容赦ない残暑は引き時を知らず、16時付近に発表された雷注意報を伴い、空模様はぐずついて、斯くの如しであった。

「惜しいなぁ。藤森」
「なにが」
「お前、昔なら雨も雷もそりゃ喜んで、今の10倍くらい幸せそうに音を聴いてたのに」
「そりゃ、例のあのひとに、呟きックスで『雨好きなの解釈違い』だの、『雷好きだって、おかしい』だの言われたから。
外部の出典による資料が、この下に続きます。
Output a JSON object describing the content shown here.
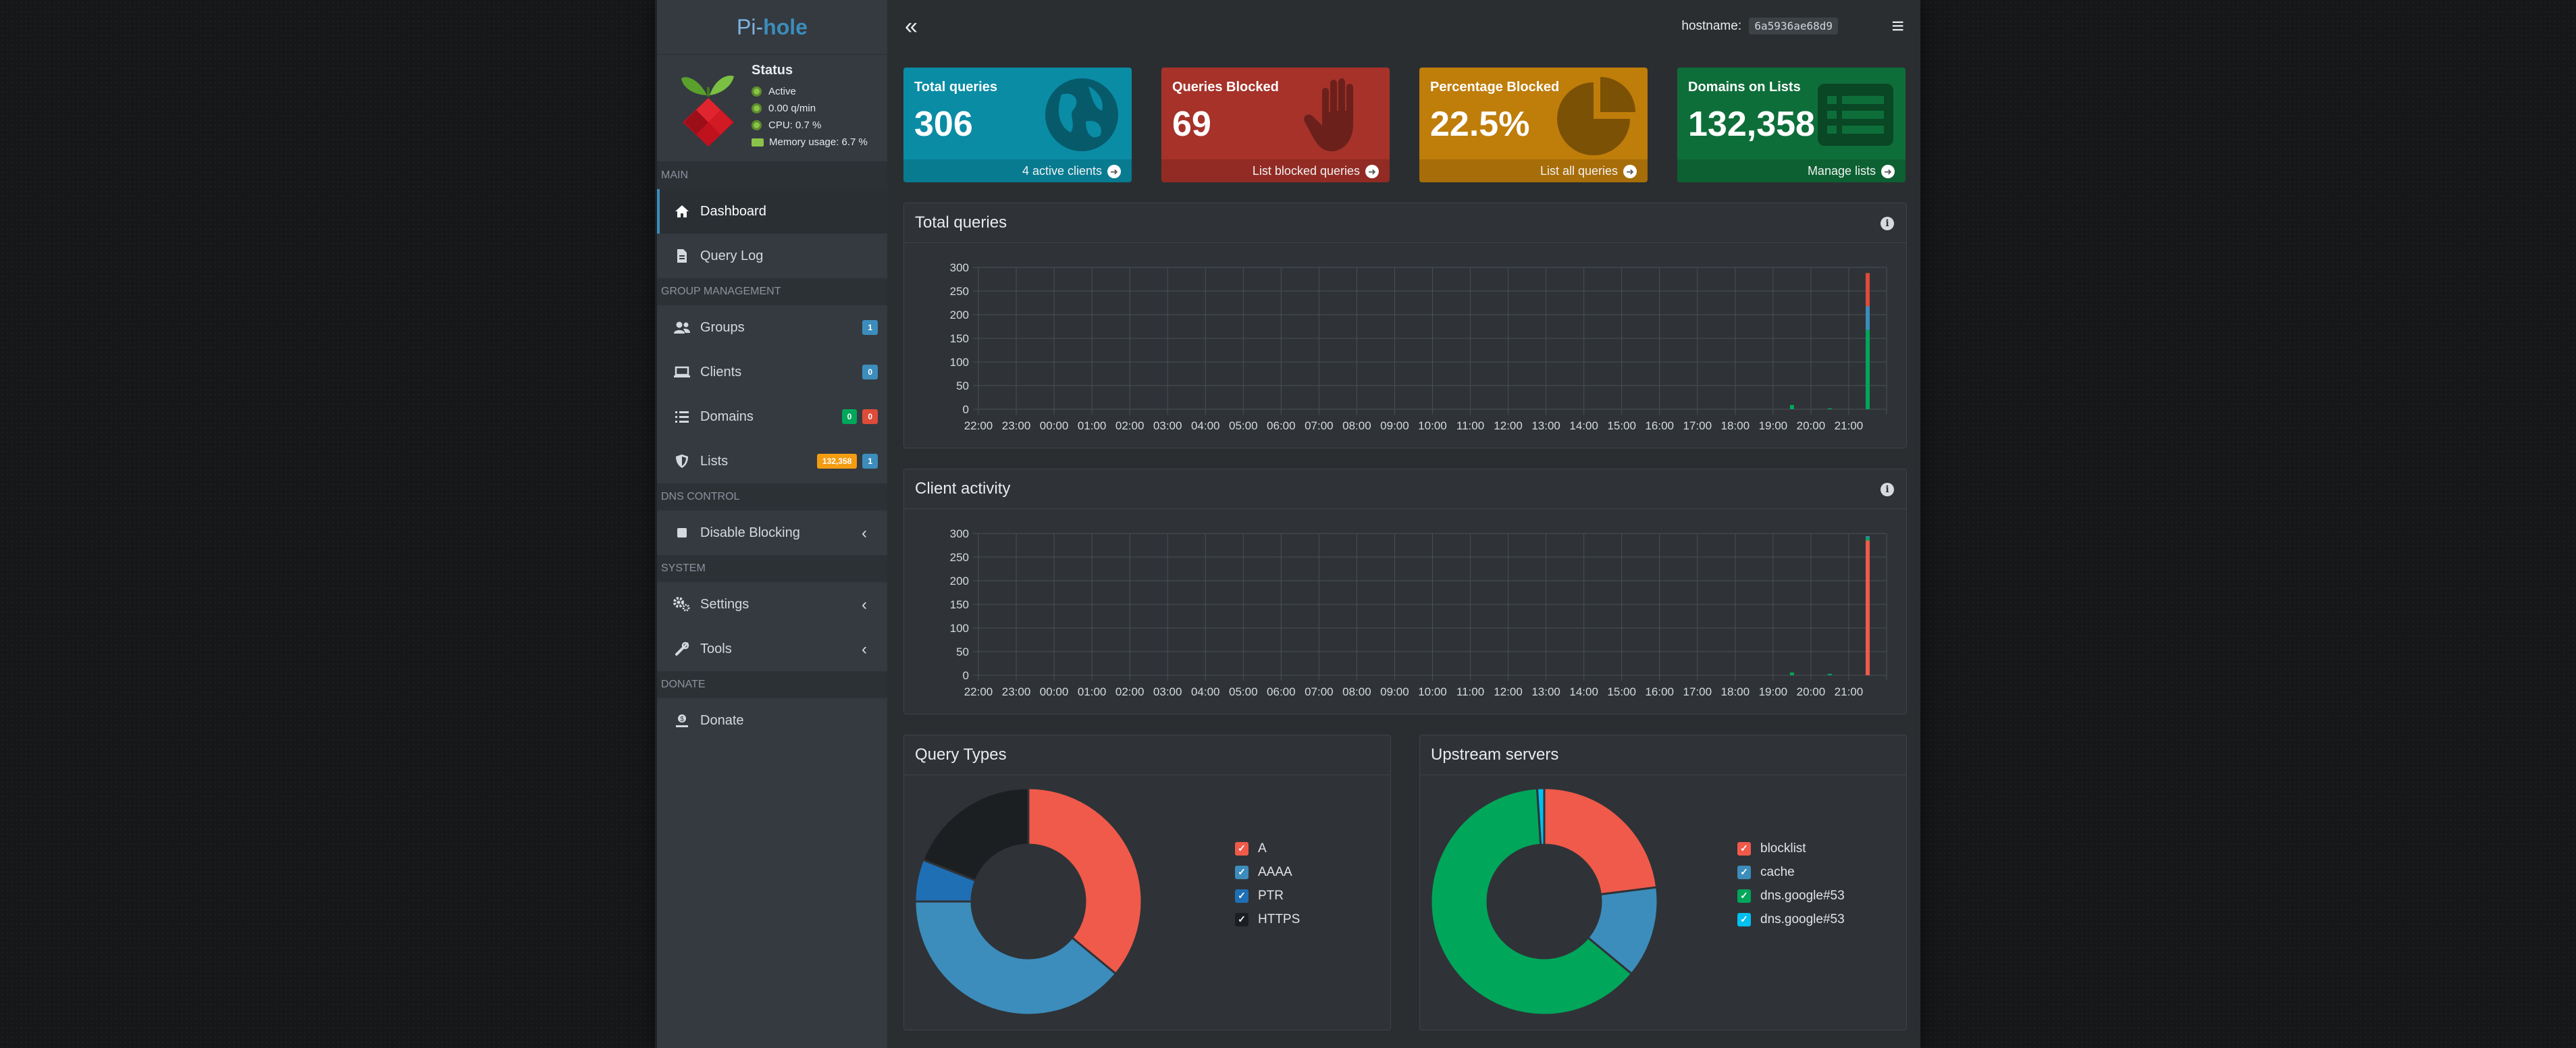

心の傷にもなろうさ」

詳細は過去作6月4日と7月30日投稿分参照ではあるものの、
8年前、恋破れて、大きなキャリートランクひとつで区を越え逃げて、流れ着いた藤森が最初に立ち寄ったのが、このカフェ。
当時ボロボロに壊れた心のまま、「もう恋などしない」、「もう人の心など信じない」と泣いた厭世家は、上京初日に出会った宇曽野との真の友情に救われて、重傷だの致命傷だのから生還した。
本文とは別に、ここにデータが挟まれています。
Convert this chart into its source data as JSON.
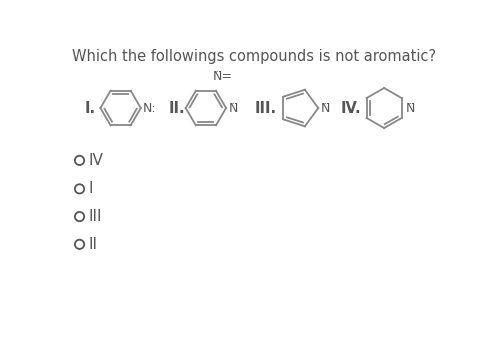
{
  "title": "Which the followings compounds is not aromatic?",
  "title_fontsize": 10.5,
  "bg_color": "#ffffff",
  "text_color": "#555555",
  "options": [
    "IV",
    "I",
    "III",
    "II"
  ],
  "option_fontsize": 11,
  "label_fontsize": 10.5,
  "fig_width": 5.0,
  "fig_height": 3.42,
  "dpi": 100,
  "line_color": "#888888",
  "lw": 1.3
}
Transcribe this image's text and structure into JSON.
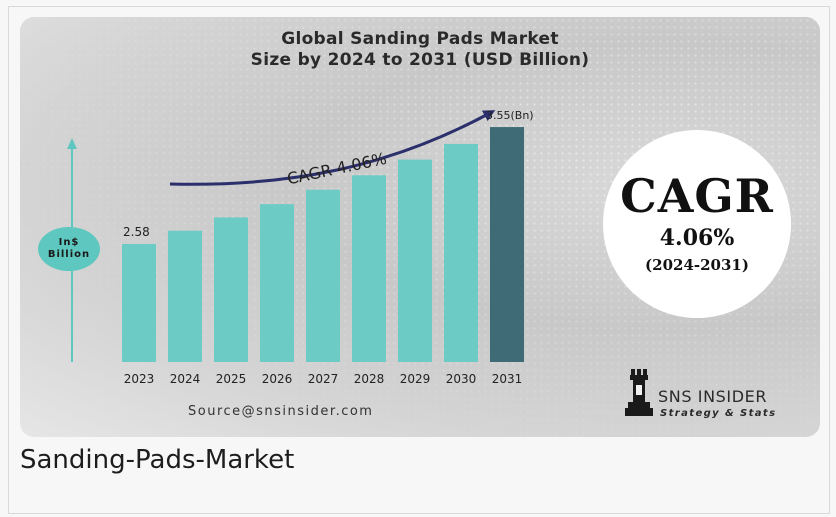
{
  "caption": "Sanding-Pads-Market",
  "unit_badge": {
    "line1": "In$",
    "line2": "Billion"
  },
  "cagr_box": {
    "label": "CAGR",
    "rate": "4.06%",
    "period": "(2024-2031)"
  },
  "source": "Source@snsinsider.com",
  "brand": {
    "name": "SNS INSIDER",
    "tagline": "Strategy & Stats"
  },
  "colors": {
    "bar": "#6ccbc4",
    "bar_highlight": "#3e6b75",
    "arrow": "#2b2f6b",
    "axis_arrow": "#5ec7bf"
  },
  "chart_data": {
    "type": "bar",
    "title_lines": [
      "Global Sanding Pads Market",
      "Size by 2024 to 2031 (USD Billion)"
    ],
    "categories": [
      "2023",
      "2024",
      "2025",
      "2026",
      "2027",
      "2028",
      "2029",
      "2030",
      "2031"
    ],
    "values": [
      2.58,
      2.69,
      2.8,
      2.91,
      3.03,
      3.15,
      3.28,
      3.41,
      3.55
    ],
    "data_labels": [
      "2.58",
      "",
      "",
      "",
      "",
      "",
      "",
      "",
      "3.55(Bn)"
    ],
    "highlight_index": 8,
    "annotation": "CAGR 4.06%",
    "ylim": [
      1.6,
      3.7
    ]
  }
}
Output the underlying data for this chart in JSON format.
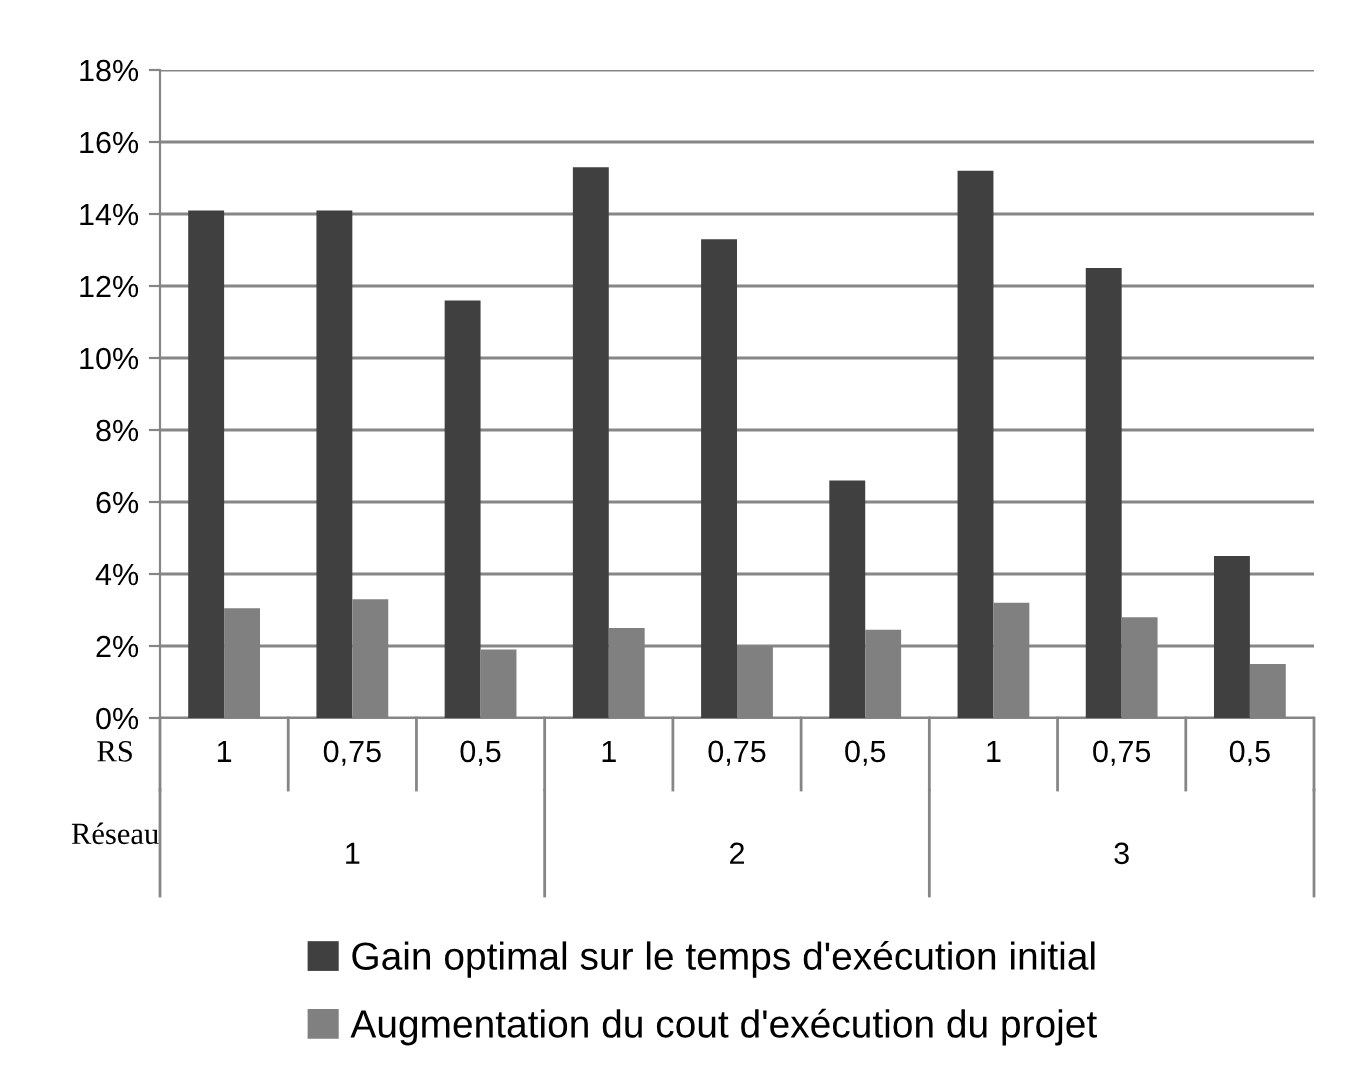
{
  "chart_data": {
    "type": "bar",
    "categories": [
      "1",
      "0,75",
      "0,5",
      "1",
      "0,75",
      "0,5",
      "1",
      "0,75",
      "0,5"
    ],
    "series": [
      {
        "name": "Gain optimal sur le temps d'exécution initial",
        "color": "#404040",
        "values": [
          14.1,
          14.1,
          11.6,
          15.3,
          13.3,
          6.6,
          15.2,
          12.5,
          4.5
        ]
      },
      {
        "name": "Augmentation du cout d'exécution du projet",
        "color": "#808080",
        "values": [
          3.05,
          3.3,
          1.9,
          2.5,
          2.0,
          2.45,
          3.2,
          2.8,
          1.5
        ]
      }
    ],
    "ylim": [
      0,
      18
    ],
    "yticks": [
      {
        "value": 0,
        "label": "0%"
      },
      {
        "value": 2,
        "label": "2%"
      },
      {
        "value": 4,
        "label": "4%"
      },
      {
        "value": 6,
        "label": "6%"
      },
      {
        "value": 8,
        "label": "8%"
      },
      {
        "value": 10,
        "label": "10%"
      },
      {
        "value": 12,
        "label": "12%"
      },
      {
        "value": 14,
        "label": "14%"
      },
      {
        "value": 16,
        "label": "16%"
      },
      {
        "value": 18,
        "label": "18%"
      }
    ],
    "annotations": [
      "RS",
      "Réseau",
      "1",
      "2",
      "3"
    ],
    "grid": "y",
    "legend": "bottom"
  }
}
都会と田舎のギャップ、初恋と失恋の落差、鋭利で利己排他的な言葉等々。
擦れて刺されて打ちのめされた心と魂の傷に、親友の手と、声と、強い瞳が、どれだけ善良な薬として機能したことか。

「俺は好きだぞ。雨の音を、目を閉じて聴くお前」
「はいはいウソ野ジョーク」
「お前があの失恋相手から、本当の意味で自由になるのは、一体いつになるんだろうな」
「もう十分自由だ」
「いいや。お前はまだ、がんじがらめのグルグル巻きだよ。そろそろ雲に捕まってるゲリラ豪雨じゃなくて、虹連れてくる天気雨にでも転職したらどうだ」
「すまない。比喩が独特過ぎて分からない」

ゴロゴロゴロ。
どこかで遠雷の聞こえた気がしないでもないカフェスペースは、心なしか窓からの光量が減じて、ひと雨来るか気のせいかの様子。
「そういえば宇曽野」
アイスクリーム浮かべた紅茶を僅かに揺らし、藤森が尋ねた。
「お前、傘持ってきてるか?」

「かさ?」
今日は別に雨の予報でもなかった……筈だよな?
ポカン顔の宇曽野は藤森の質問の意味を勘繰り、首を傾けて、
途端はたと己のスマホを取り出し、周辺の雨雲レーダーの状況を調べ始めた。